Acacia cerastes is a species of flowering plant in the family Fabaceae and is endemic to the south-west of Western Australia. It is an erect, intricately-branched, glabrous shrub with winding, striated branchlets, its phyllodes reduced to tiny horn-like projections, spherical heads of golden yellow flowers, and linear, thinly leathery pods.

==Description==
Acacia cerastes is an erect, intricately-branched shrub that typically grows up to a height of 1.5 m. Its branchlets are winding, striated, green or brown and terete. The phyllodes are reduced to tiny, horn-like projections up to 1 mm long and usually curved downwards and rigid, but not sharply pointed. The flowers are borne a spherical head in axils on a peduncle 1–4 mm long, each head with about thirty golden yellow flowers. Flowering has been recorded in July, August and November, and the pods are linear, thinly leathery, more or less constricted between the seeds and obviously rounded over them, up to 45 mm long and 3–4 mm wide.

==Taxonomy==
Acacia cerastes was first formally described in 1995 by the botanist Bruce Maslin in the journal Nuytsia from specimens collected on Mount Gibson station by Charles Austin Gardner, between Wubin and Paynes Find in 1976. The specific epithet means 'a horned serpent', referring to the snake-like branchlets with "extremely reduced phyllodes".

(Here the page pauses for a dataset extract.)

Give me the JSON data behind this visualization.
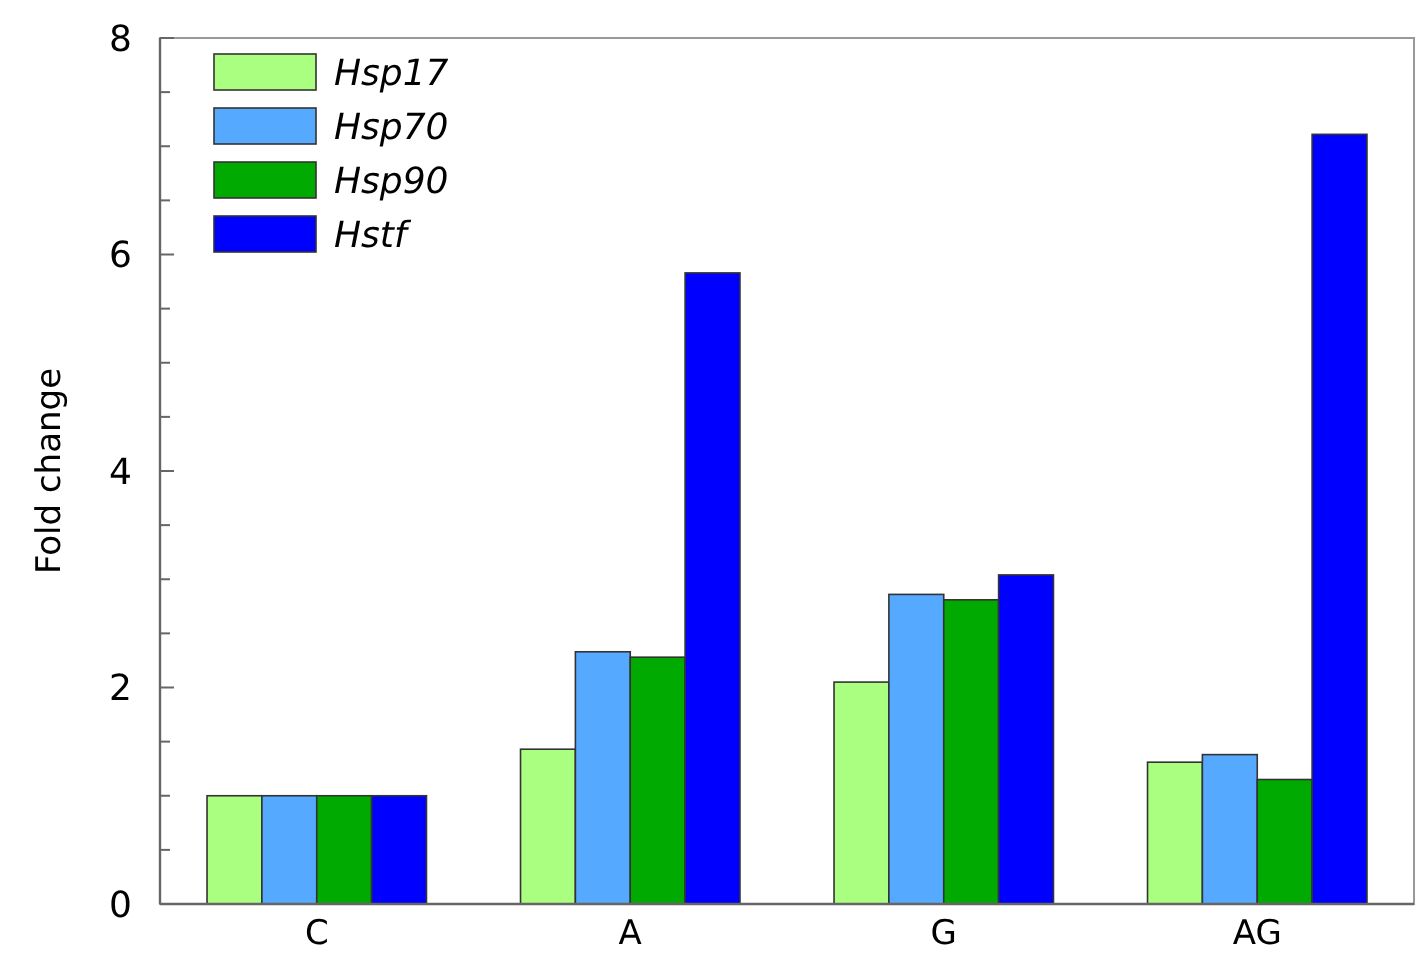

==Distribution and habitat==
This species of wattle is only known from Mount Gibson and Ninghan Station stations in the Avon Wheatbelt and Yalgoo bioregions of south-western Western Australia, where it grows on rocky hills.

==Conservation status==
Acacia cerastes is listed as "Priority
Three" by the Government of Western Australia Department of Biodiversity, Conservation and Attractions meaning that it is poorly known and known from only a few locations but is not under imminent threat.